April 30, 2008


I've been reading an interesting book about globalization, language and the French by Denis M. Provencher and came across a section that rang true. You see, each morning on my way to work, I pass this McDonalds. At first I felt really embarassed by it. I don't really know why I internalize or think that I have anything to do with it, but sometimes I take my nationality personally. So do they (the French, I mean).

Anyway, Provencher discusses the ongoing tension between France and the United States in the context of globalization and American hegemony. I feel this tension from time to time with my students when I teach.
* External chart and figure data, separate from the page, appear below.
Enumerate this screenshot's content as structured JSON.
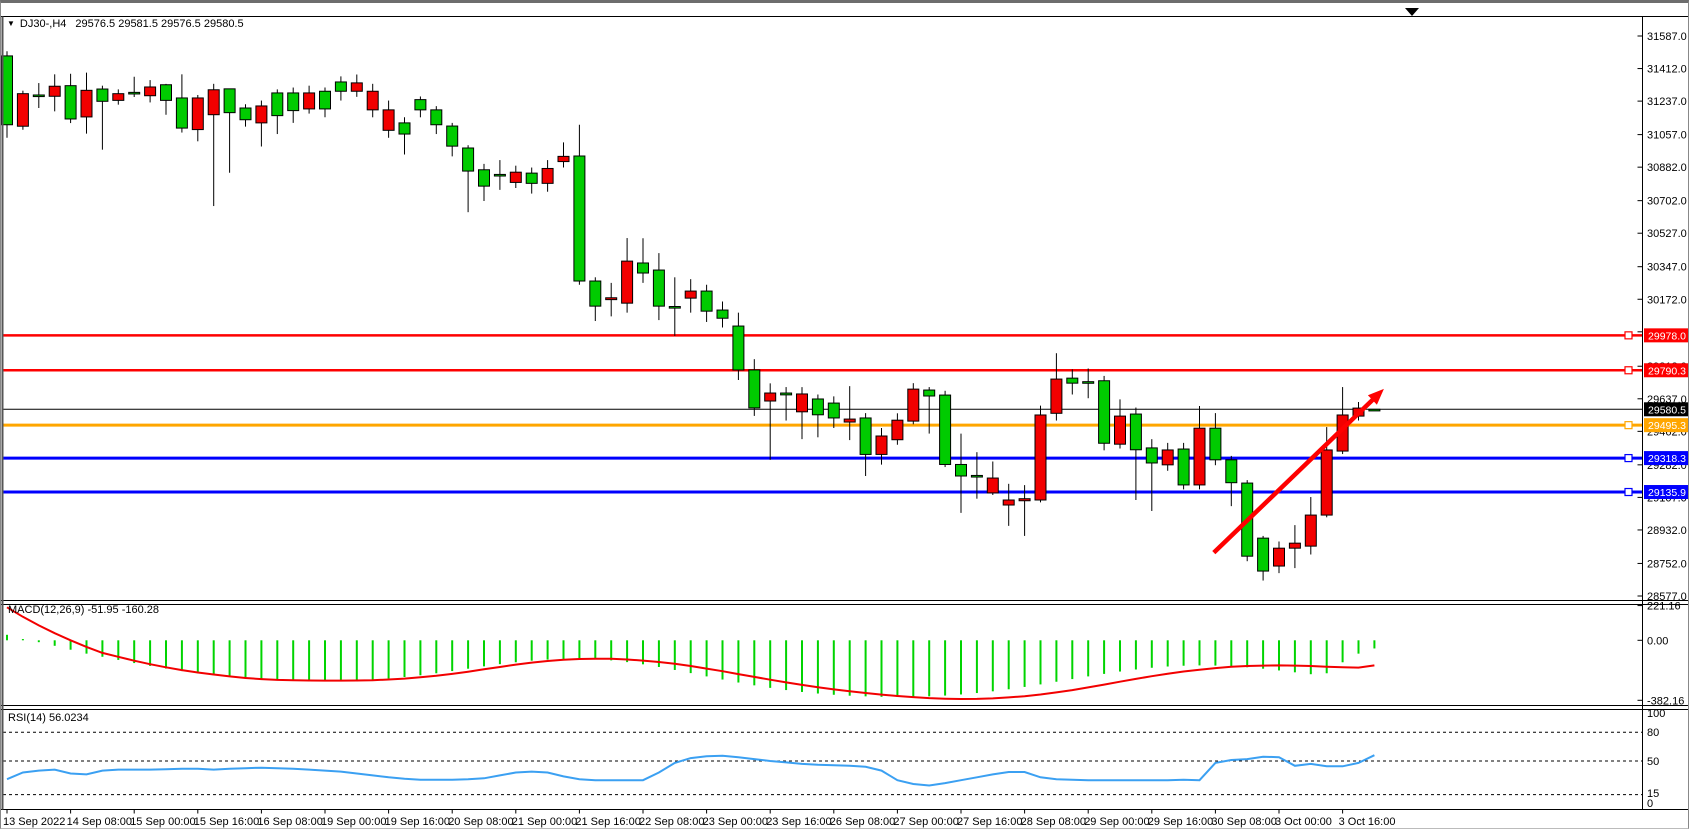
{
  "title": {
    "symbol_label": "DJ30-,H4",
    "ohlc_text": "29576.5 29581.5 29576.5 29580.5"
  },
  "chart_data": {
    "type": "candlestick",
    "symbol": "DJ30-,H4",
    "timeframe": "H4",
    "colors": {
      "bull": "#00CB00",
      "bear": "#F20000",
      "wick": "#000000",
      "macd_hist": "#00D400",
      "macd_signal": "#F20000",
      "rsi_line": "#3BA0F2",
      "line_red": "#FE0000",
      "line_blue": "#0000FE",
      "line_orange": "#FFA600",
      "line_black": "#000000"
    },
    "price_axis": {
      "ticks": [
        "31587.0",
        "31412.0",
        "31237.0",
        "31057.0",
        "30882.0",
        "30702.0",
        "30527.0",
        "30347.0",
        "30172.0",
        "29997.0",
        "29812.0",
        "29637.0",
        "29462.0",
        "29282.0",
        "29107.0",
        "28932.0",
        "28752.0",
        "28577.0"
      ],
      "tick_values": [
        31587,
        31412,
        31237,
        31057,
        30882,
        30702,
        30527,
        30347,
        30172,
        29997,
        29812,
        29637,
        29462,
        29282,
        29107,
        28932,
        28752,
        28577
      ]
    },
    "time_axis": {
      "labels": [
        "13 Sep 2022",
        "14 Sep 08:00",
        "15 Sep 00:00",
        "15 Sep 16:00",
        "16 Sep 08:00",
        "19 Sep 00:00",
        "19 Sep 16:00",
        "20 Sep 08:00",
        "21 Sep 00:00",
        "21 Sep 16:00",
        "22 Sep 08:00",
        "23 Sep 00:00",
        "23 Sep 16:00",
        "26 Sep 08:00",
        "27 Sep 00:00",
        "27 Sep 16:00",
        "28 Sep 08:00",
        "29 Sep 00:00",
        "29 Sep 16:00",
        "30 Sep 08:00",
        "3 Oct 00:00",
        "3 Oct 16:00"
      ],
      "bars_per_label": 4
    },
    "horizontal_lines": [
      {
        "price": 29978.0,
        "label": "29978.0",
        "color": "#FE0000",
        "width": 2.5,
        "handle": true
      },
      {
        "price": 29790.3,
        "label": "29790.3",
        "color": "#FE0000",
        "width": 2.5,
        "handle": true
      },
      {
        "price": 29580.5,
        "label": "29580.5",
        "color": "#000000",
        "width": 1,
        "handle": false
      },
      {
        "price": 29495.3,
        "label": "29495.3",
        "color": "#FFA600",
        "width": 3,
        "handle": true
      },
      {
        "price": 29318.3,
        "label": "29318.3",
        "color": "#0000FE",
        "width": 3,
        "handle": true
      },
      {
        "price": 29135.9,
        "label": "29135.9",
        "color": "#0000FE",
        "width": 3,
        "handle": true
      }
    ],
    "trend_arrow": {
      "from": {
        "bar": 75.9,
        "price": 28810
      },
      "to": {
        "bar": 86.6,
        "price": 29690
      },
      "color": "#FE0000"
    },
    "candles": [
      [
        31110,
        31505,
        31040,
        31480
      ],
      [
        31277,
        31293,
        31083,
        31102
      ],
      [
        31262,
        31334,
        31200,
        31270
      ],
      [
        31317,
        31381,
        31182,
        31263
      ],
      [
        31141,
        31384,
        31119,
        31320
      ],
      [
        31295,
        31390,
        31062,
        31152
      ],
      [
        31236,
        31320,
        30976,
        31302
      ],
      [
        31277,
        31300,
        31218,
        31241
      ],
      [
        31278,
        31368,
        31259,
        31284
      ],
      [
        31313,
        31350,
        31230,
        31266
      ],
      [
        31241,
        31330,
        31164,
        31325
      ],
      [
        31092,
        31381,
        31068,
        31254
      ],
      [
        31254,
        31270,
        31021,
        31084
      ],
      [
        31298,
        31330,
        30673,
        31164
      ],
      [
        31175,
        31303,
        30852,
        31303
      ],
      [
        31137,
        31220,
        31100,
        31200
      ],
      [
        31211,
        31240,
        30993,
        31120
      ],
      [
        31159,
        31300,
        31060,
        31281
      ],
      [
        31186,
        31310,
        31120,
        31281
      ],
      [
        31281,
        31320,
        31170,
        31195
      ],
      [
        31195,
        31310,
        31150,
        31290
      ],
      [
        31290,
        31370,
        31240,
        31340
      ],
      [
        31335,
        31380,
        31260,
        31290
      ],
      [
        31290,
        31330,
        31150,
        31190
      ],
      [
        31190,
        31240,
        31040,
        31080
      ],
      [
        31060,
        31150,
        30950,
        31120
      ],
      [
        31190,
        31262,
        31150,
        31245
      ],
      [
        31110,
        31210,
        31060,
        31190
      ],
      [
        30995,
        31120,
        30940,
        31103
      ],
      [
        30861,
        31000,
        30640,
        30985
      ],
      [
        30780,
        30900,
        30700,
        30868
      ],
      [
        30840,
        30920,
        30760,
        30843
      ],
      [
        30855,
        30890,
        30770,
        30800
      ],
      [
        30795,
        30880,
        30740,
        30850
      ],
      [
        30875,
        30920,
        30750,
        30795
      ],
      [
        30940,
        31015,
        30880,
        30912
      ],
      [
        30270,
        31110,
        30250,
        30942
      ],
      [
        30135,
        30290,
        30055,
        30270
      ],
      [
        30180,
        30260,
        30080,
        30170
      ],
      [
        30377,
        30501,
        30100,
        30151
      ],
      [
        30313,
        30500,
        30260,
        30367
      ],
      [
        30135,
        30420,
        30060,
        30329
      ],
      [
        30130,
        30290,
        29975,
        30133
      ],
      [
        30216,
        30280,
        30100,
        30178
      ],
      [
        30108,
        30250,
        30050,
        30216
      ],
      [
        30070,
        30160,
        30020,
        30114
      ],
      [
        29792,
        30100,
        29738,
        30028
      ],
      [
        29588,
        29850,
        29545,
        29792
      ],
      [
        29668,
        29720,
        29309,
        29625
      ],
      [
        29658,
        29700,
        29520,
        29668
      ],
      [
        29663,
        29700,
        29420,
        29567
      ],
      [
        29551,
        29660,
        29430,
        29636
      ],
      [
        29534,
        29650,
        29480,
        29614
      ],
      [
        29528,
        29705,
        29415,
        29512
      ],
      [
        29338,
        29560,
        29222,
        29534
      ],
      [
        29437,
        29480,
        29283,
        29338
      ],
      [
        29522,
        29559,
        29390,
        29417
      ],
      [
        29689,
        29721,
        29500,
        29517
      ],
      [
        29652,
        29700,
        29450,
        29684
      ],
      [
        29284,
        29680,
        29270,
        29657
      ],
      [
        29222,
        29450,
        29024,
        29284
      ],
      [
        29222,
        29350,
        29100,
        29225
      ],
      [
        29211,
        29300,
        29120,
        29131
      ],
      [
        29093,
        29180,
        28954,
        29066
      ],
      [
        29100,
        29173,
        28900,
        29089
      ],
      [
        29550,
        29600,
        29080,
        29093
      ],
      [
        29743,
        29882,
        29520,
        29559
      ],
      [
        29721,
        29795,
        29660,
        29748
      ],
      [
        29727,
        29800,
        29640,
        29729
      ],
      [
        29398,
        29760,
        29360,
        29734
      ],
      [
        29544,
        29634,
        29370,
        29393
      ],
      [
        29363,
        29590,
        29093,
        29555
      ],
      [
        29292,
        29420,
        29034,
        29373
      ],
      [
        29362,
        29400,
        29250,
        29282
      ],
      [
        29174,
        29400,
        29150,
        29367
      ],
      [
        29479,
        29598,
        29150,
        29174
      ],
      [
        29309,
        29560,
        29280,
        29479
      ],
      [
        29186,
        29330,
        29060,
        29309
      ],
      [
        28791,
        29200,
        28764,
        29184
      ],
      [
        28711,
        28900,
        28660,
        28888
      ],
      [
        28834,
        28870,
        28700,
        28738
      ],
      [
        28861,
        28958,
        28727,
        28834
      ],
      [
        29012,
        29109,
        28800,
        28845
      ],
      [
        29362,
        29485,
        29000,
        29012
      ],
      [
        29550,
        29700,
        29340,
        29356
      ],
      [
        29587,
        29620,
        29520,
        29544
      ],
      [
        29576.5,
        29581.5,
        29576.5,
        29580.5
      ]
    ],
    "indicators": {
      "macd": {
        "name": "MACD(12,26,9)",
        "values_text": "-51.95 -160.28",
        "label": "MACD(12,26,9) -51.95 -160.28",
        "axis_labels": [
          "221.16",
          "0.00",
          "-382.16"
        ],
        "axis_values": [
          221.16,
          0,
          -382.16
        ],
        "histogram": [
          35,
          8,
          -12,
          -35,
          -60,
          -85,
          -105,
          -125,
          -145,
          -163,
          -180,
          -196,
          -210,
          -222,
          -232,
          -240,
          -247,
          -252,
          -256,
          -258,
          -259,
          -258,
          -255,
          -250,
          -243,
          -234,
          -223,
          -210,
          -196,
          -181,
          -166,
          -152,
          -140,
          -130,
          -123,
          -119,
          -118,
          -121,
          -128,
          -139,
          -153,
          -170,
          -189,
          -209,
          -230,
          -250,
          -269,
          -287,
          -303,
          -317,
          -329,
          -339,
          -347,
          -353,
          -357,
          -360,
          -361,
          -360,
          -357,
          -352,
          -345,
          -336,
          -325,
          -312,
          -297,
          -281,
          -264,
          -247,
          -230,
          -214,
          -199,
          -186,
          -175,
          -167,
          -162,
          -160,
          -161,
          -165,
          -172,
          -181,
          -192,
          -204,
          -216,
          -210,
          -140,
          -85,
          -52
        ],
        "signal": [
          210,
          150,
          95,
          45,
          0,
          -42,
          -80,
          -105,
          -130,
          -152,
          -172,
          -190,
          -205,
          -218,
          -230,
          -240,
          -247,
          -252,
          -255,
          -256,
          -257,
          -257,
          -256,
          -254,
          -250,
          -244,
          -236,
          -226,
          -214,
          -200,
          -185,
          -170,
          -155,
          -142,
          -132,
          -124,
          -119,
          -117,
          -118,
          -122,
          -129,
          -138,
          -150,
          -164,
          -180,
          -197,
          -215,
          -233,
          -251,
          -268,
          -284,
          -299,
          -313,
          -325,
          -336,
          -346,
          -355,
          -362,
          -368,
          -372,
          -374,
          -373,
          -370,
          -364,
          -356,
          -345,
          -332,
          -317,
          -300,
          -282,
          -264,
          -246,
          -229,
          -213,
          -199,
          -187,
          -177,
          -169,
          -164,
          -161,
          -160,
          -161,
          -164,
          -168,
          -172,
          -174,
          -160
        ]
      },
      "rsi": {
        "name": "RSI(14)",
        "value_text": "56.0234",
        "label": "RSI(14) 56.0234",
        "axis_labels": [
          "100",
          "80",
          "50",
          "15",
          "0"
        ],
        "levels": [
          100,
          80,
          50,
          15,
          0
        ],
        "dashed_levels": [
          80,
          50,
          15
        ],
        "values": [
          31,
          38,
          40,
          41,
          37,
          36,
          40,
          41,
          41,
          41,
          41.5,
          42,
          42,
          41,
          42,
          42.5,
          43,
          42.5,
          42,
          41,
          40,
          39,
          37,
          35,
          33,
          31.5,
          30.5,
          30.5,
          30.5,
          31,
          32,
          35,
          38,
          39,
          38,
          34,
          31,
          30,
          30,
          30,
          30,
          38,
          48,
          53,
          55,
          55.5,
          54,
          52,
          50,
          48.5,
          47,
          46,
          45.5,
          45,
          44,
          40,
          30,
          26,
          24.5,
          27,
          30,
          33,
          36,
          38.5,
          38.5,
          33,
          31,
          30.5,
          30,
          30,
          30,
          30,
          30,
          30,
          30.5,
          30,
          48,
          51,
          52,
          54.5,
          54,
          45,
          47,
          44.5,
          44.5,
          48,
          56
        ]
      }
    }
  }
}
The other day, for example, one student was discussing television programs and said, "Well, TV is getting worse and worse the more you send your programs to us." The possessive pronoun 'your' was an interesting choice and I wasn't quite sure it fit. But I'm sure she just meant American programs, so fair enough.

All this tension started after WWII when America had its hands in numerous countries, in the rebuilding effort. Provencher points out that in France, General de Gaulle set up the Ministry of Culture (in 1959) in reaction to all of this, which was created to preserve and fortify French culture - to transmit it to the masses in France. De Gaulle had a big part in preventing too much privatization in France; he nationalized gas, electric, coal, insurance companies, banks and airlines.

Back to McDonalds. Globalization is part and parcel of the 20th and 21st centuries - transnational companies are everywhere. But what is interesting, perhaps, and what is not so frequently noticed is the way particular cultures localize the process. Check out our little McDonalds above. They even serve the McCroque - the globalized version of le croque monsieur, the famous french ham and cheese sandwich. So, as Provencher insists, local Frenchness persists even through American hegemony - a process he calls "Glocalization." I love it.

1 comment:

Maria Petrova said...

ha! i love it. it must not be fun being blamed for every us-french trade agreement! but knowing you, sense must have come on gracefully. great concept — thank you for sharing.